The question of whether I like the show was sealed by waking up Sunday morning and immediately checking if there was a new episode available on demand.

Crispy said...

I'm thinking that the alters, when they crop up, drop everything and run home and change. When Buck came out, he didn't charge the school and punch Samurai knot kid in the face. He drove home and got the kid later.

I assume when Alice came out at the mall, she did the same. I don't see Tara's sister hanging around with one of the alters.

I'm also going to assume that the alters usually come out directly from Tara. They all seem to be completely able to function in most situations on their own, so I don't really see the need for Buck to come out while Alice in charge. She dealt with the teacher problem just fine - no need for Buck to come out swinging.

Maybe these are all just handy plot devices to keep everything going in the right direction, but I'm willing to work with it.

Alice might have gone too far with the soap in the mouth thing (though the daughter completely deserved it), she did make a photo album for her, and remind her that her mother loves her.

To me, the bigger issue was that if she plans on taking over in the future, why would she enforce Tara's love to her daughter and fill a photo album with pictures of her with her mom?

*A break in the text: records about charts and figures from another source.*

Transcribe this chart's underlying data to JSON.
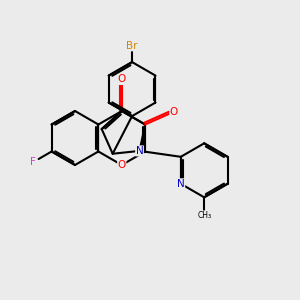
{
  "bg_color": "#ebebeb",
  "bond_color": "#000000",
  "bond_lw": 1.5,
  "atom_colors": {
    "O": "#ff0000",
    "N": "#0000cc",
    "F": "#cc44cc",
    "Br": "#cc8800"
  },
  "fs": 7.5
}
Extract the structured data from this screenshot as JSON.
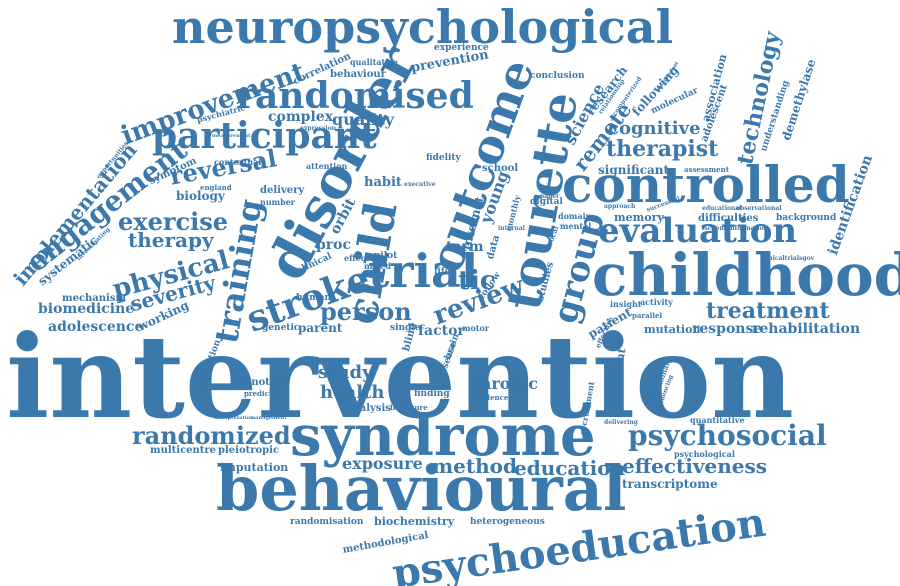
{
  "accent_color": "#3b78ab",
  "words": [
    "intervention",
    "behavioural",
    "syndrome",
    "childhood",
    "controlled",
    "neuropsychological",
    "psychoeducation",
    "disorder",
    "outcome",
    "tourette",
    "trial",
    "child",
    "randomised",
    "participant",
    "evaluation",
    "stroke",
    "training",
    "group",
    "review",
    "improvement",
    "engagement",
    "implementation",
    "psychosocial",
    "randomized",
    "physical",
    "exercise",
    "reversal",
    "therapy",
    "person",
    "treatment",
    "effectiveness",
    "education",
    "method",
    "exposure",
    "chronic",
    "health",
    "study",
    "technology",
    "cognitive",
    "therapist",
    "remote",
    "science",
    "severity",
    "biomedicine",
    "adolescence",
    "mechanism",
    "working",
    "systematic",
    "rehabilitation",
    "response",
    "mutation",
    "quality",
    "complex",
    "transcriptome",
    "multicentre",
    "pleiotropic",
    "imputation",
    "genotype",
    "predictor",
    "analysis",
    "finding",
    "biochemistry",
    "heterogeneous",
    "randomisation",
    "methodological",
    "prevention",
    "behaviour",
    "correlation",
    "experience",
    "qualitative",
    "conclusion",
    "research",
    "following",
    "association",
    "adolescent",
    "demethylase",
    "understanding",
    "identification",
    "significant",
    "assessment",
    "molecular",
    "memory",
    "difficulties",
    "background",
    "clinicaltrialsgov",
    "psychological",
    "quantitative",
    "persistent",
    "recruitment",
    "preliminary",
    "patient",
    "insight",
    "activity",
    "factor",
    "motor",
    "single",
    "parent",
    "genetic",
    "human",
    "proc",
    "orbit",
    "term",
    "pilot",
    "tic",
    "young",
    "internet",
    "data",
    "monthly",
    "digital",
    "school",
    "habit",
    "fidelity",
    "delivery",
    "number",
    "contextual",
    "attention",
    "biology",
    "england",
    "symptom",
    "psychiatric",
    "expression",
    "population",
    "clinical",
    "effect",
    "mixed",
    "blind",
    "brain",
    "disease",
    "evidence",
    "literature",
    "delivering",
    "parallel",
    "domain",
    "approach",
    "successful",
    "educational",
    "observational",
    "ischemic",
    "information",
    "interpretation",
    "management",
    "life",
    "paper",
    "executive",
    "investigating",
    "opportunities",
    "measurement",
    "studies",
    "mental",
    "computerized",
    "relationship",
    "independent",
    "follow",
    "vocal",
    "internal",
    "effective",
    "influencing"
  ]
}
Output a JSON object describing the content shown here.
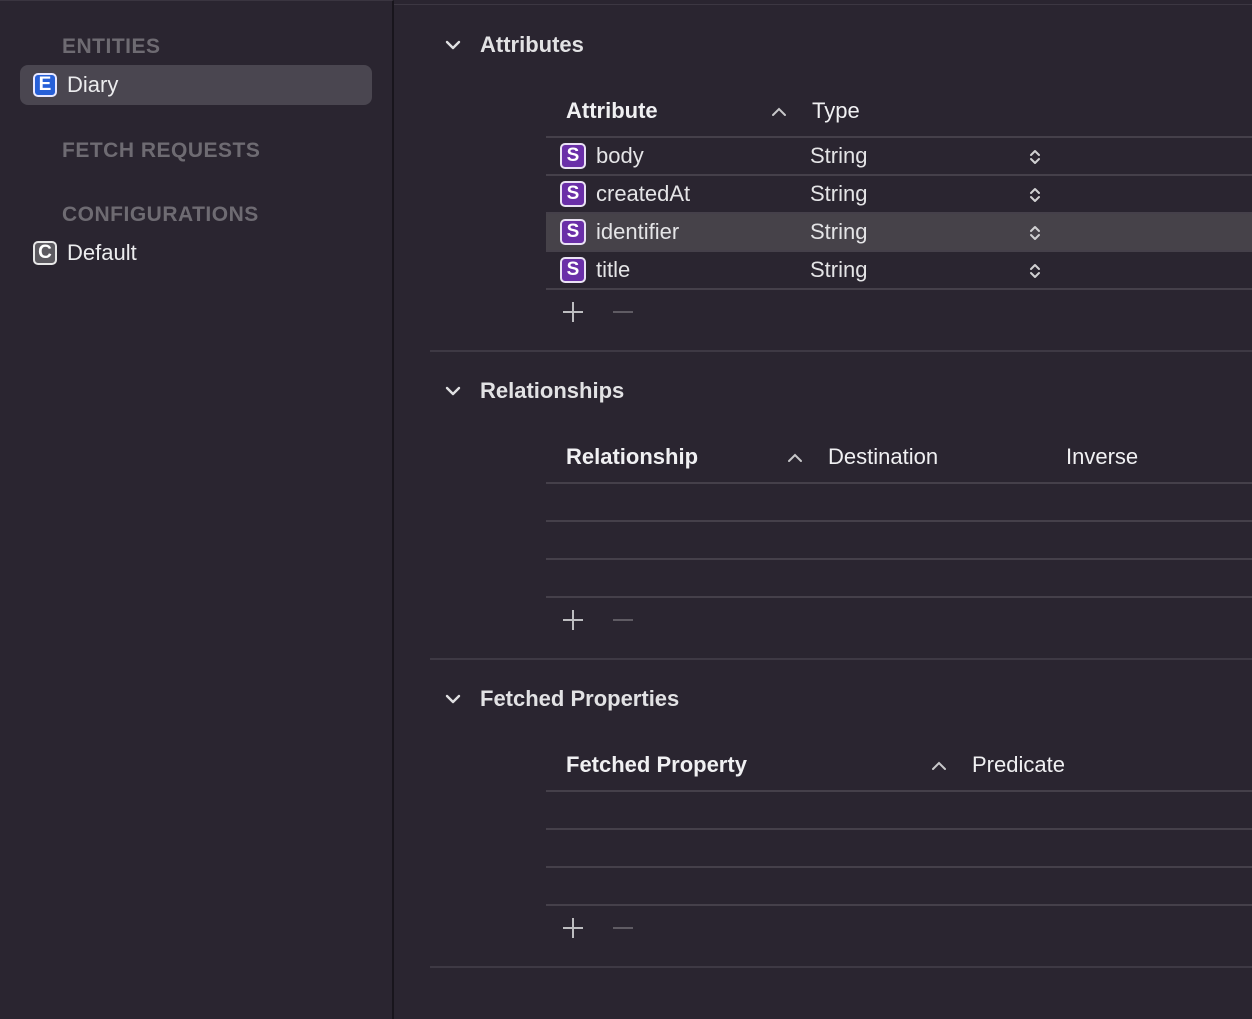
{
  "sidebar": {
    "entities_header": "ENTITIES",
    "entities": [
      {
        "badge": "E",
        "label": "Diary"
      }
    ],
    "fetch_requests_header": "FETCH REQUESTS",
    "configurations_header": "CONFIGURATIONS",
    "configurations": [
      {
        "badge": "C",
        "label": "Default"
      }
    ]
  },
  "attributes": {
    "title": "Attributes",
    "columns": {
      "attribute": "Attribute",
      "type": "Type"
    },
    "rows": [
      {
        "badge": "S",
        "name": "body",
        "type": "String"
      },
      {
        "badge": "S",
        "name": "createdAt",
        "type": "String"
      },
      {
        "badge": "S",
        "name": "identifier",
        "type": "String"
      },
      {
        "badge": "S",
        "name": "title",
        "type": "String"
      }
    ]
  },
  "relationships": {
    "title": "Relationships",
    "columns": {
      "relationship": "Relationship",
      "destination": "Destination",
      "inverse": "Inverse"
    }
  },
  "fetched_properties": {
    "title": "Fetched Properties",
    "columns": {
      "fetched_property": "Fetched Property",
      "predicate": "Predicate"
    }
  },
  "colors": {
    "background": "#2a2530",
    "selection": "#4a4650",
    "entity_badge": "#2760d8",
    "attribute_badge": "#6a2fa8"
  }
}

So far I am loving the show. Lots of LOL moments, including "literary boners" and "loving Orel".

Anonymous said...

It is very difficult for me to get over my anger that they are allowing the daughter to still socialize with someone abusive and doing nothing to really help her understand why this is bad. (I'm not suggesting banning the boy because that will only increase her need to be with him).

I was also furious at Tara's excusing of the unprotected sex. Yes, people are stupid, that doesn't make it ok!

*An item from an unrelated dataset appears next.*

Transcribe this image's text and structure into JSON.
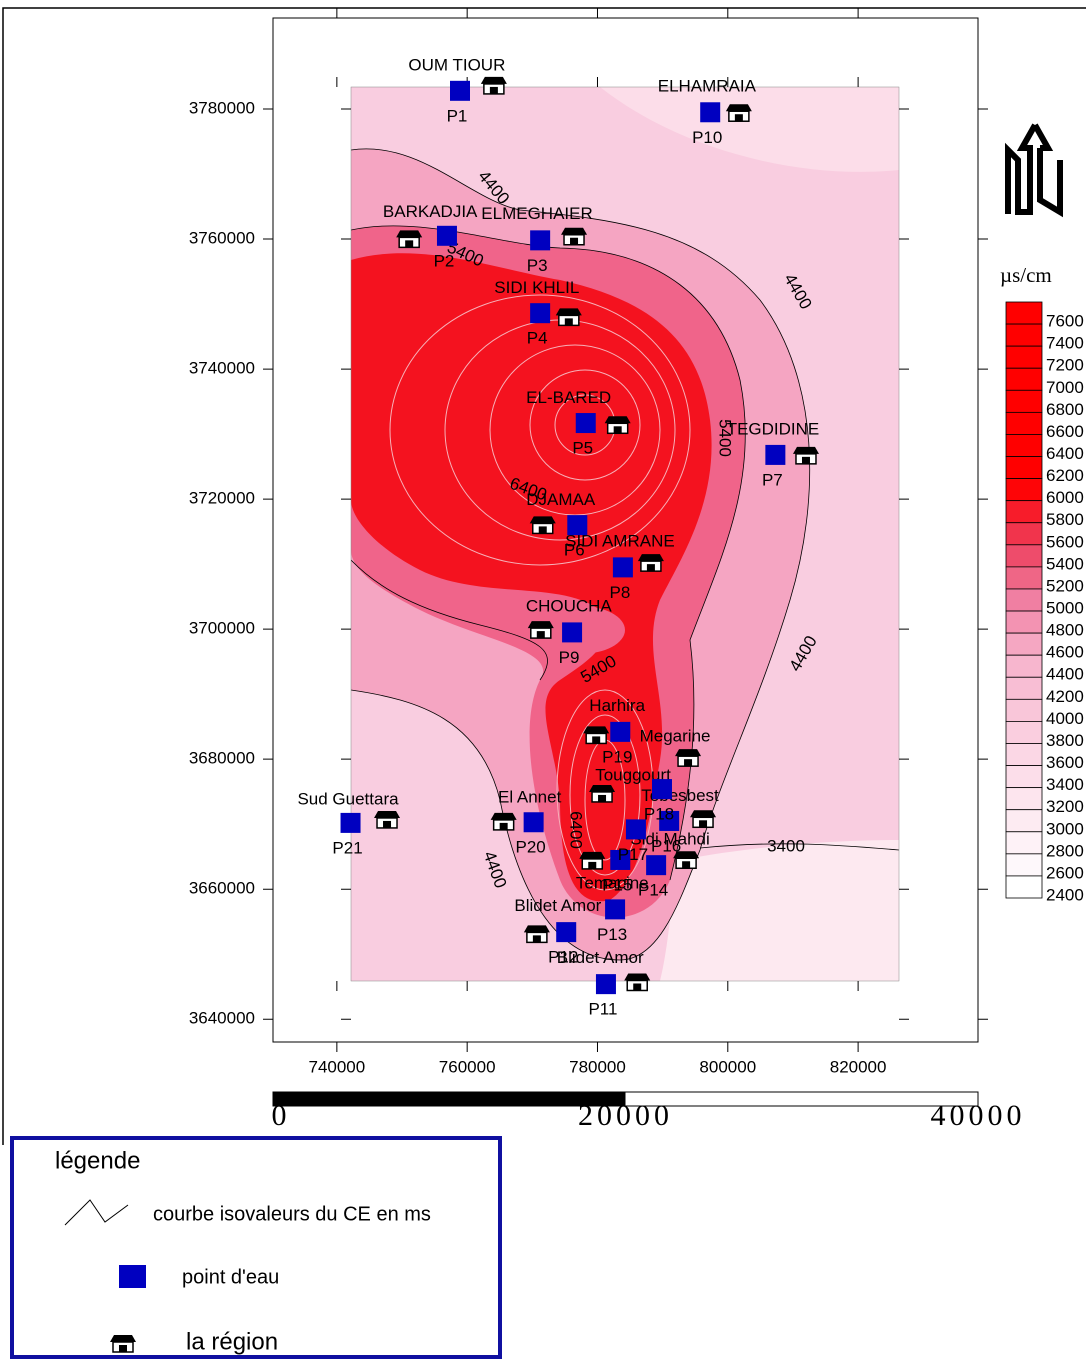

So I have to work hard to keep those feelings in check and allow the show to move on its own pace.

The daughter is a graceless ingrate. The fact is that it took Alice to make her realize if she wants to be on her own she has to at least start taking some responsibility made it well worth it to me. (Her pout on the couch of "I need money" definitely made me want to say "Then you need to get a job")

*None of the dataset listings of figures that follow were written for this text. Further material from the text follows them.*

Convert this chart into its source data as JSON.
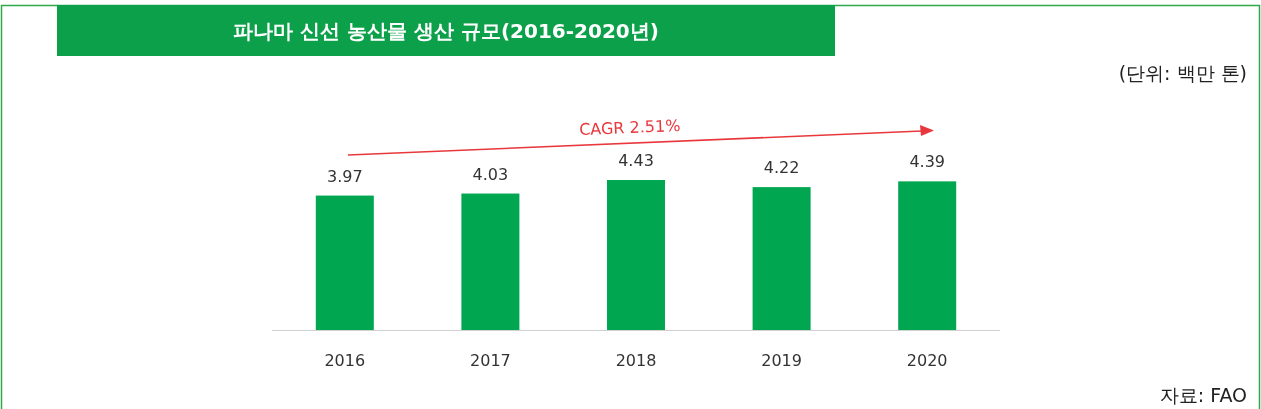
{
  "chart_data": {
    "type": "bar",
    "title": "파나마 신선 농산물 생산 규모(2016-2020년)",
    "subtitle": "(단위: 백만 톤)",
    "categories": [
      "2016",
      "2017",
      "2018",
      "2019",
      "2020"
    ],
    "values": [
      3.97,
      4.03,
      4.43,
      4.22,
      4.39
    ],
    "color": "#00a650",
    "data_labels": true,
    "annotations": [
      "CAGR 2.51%",
      "자료: FAO"
    ]
  }
}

Parents always talk about teens "just being like that" when I have to say a lot of it really is their own issues they've created.

As for the alter changes, Alice is quite alive and real at the mall before she changes clothes so I don't think that will be an issue. It might make for amusing and interesting plot points in the future for people not to be able to so easily and immediately note who they are talking to.

-EmeraldLiz

Brian said...

I'm still reserving judgment. The show is very watchable but I'm not convinced yet. I don't demand strict realism from a TV show or movie but I am having a bit of trouble buying into even the invented reality of the show...the family dynamics are just way too comedy-friendly and laid-back even with the daughter's lashing out. The father is a cipher right now. I do not look forward to Marshall's anachronistic friend. And I wish Toni Collette wasn't going so over-the-top with the alter characterizations...it's possible to do the '50s housewife thing without exaggerating it like that (see January Jones on Mad Men). It just feels way too much like Collette is playing all the alters for comedy, rather than a natural outgrowth of her DID/MPD/whatever.

Crispy said...

Like someone said in an earlier post, the alters weren't born and developed over time. They were created from Tara's mind, with all of her own ideas on them. I'm sure she has preconceived ideas about what the "perfect" housewife, manliest man and most brazen teen look like. These are creations from her mind, and will surely be caricatures of what the real things look like.

Kinny said...

I agree about the alters being somewhat obvious without the clothes. If you recall from episode one, the Buck transformation happened in the car, and I thought it very effective how he/she pulled up her hair and hardened his/her jaw, and reached for the glasses and cigarettes. (Ok, the last is a cheat - some props fit in a glove department.) I would love to see a longer scene, though, where Toni Collette is forced to use only her physical acting skills to portray an alter change - no costume, no props, no dialogue.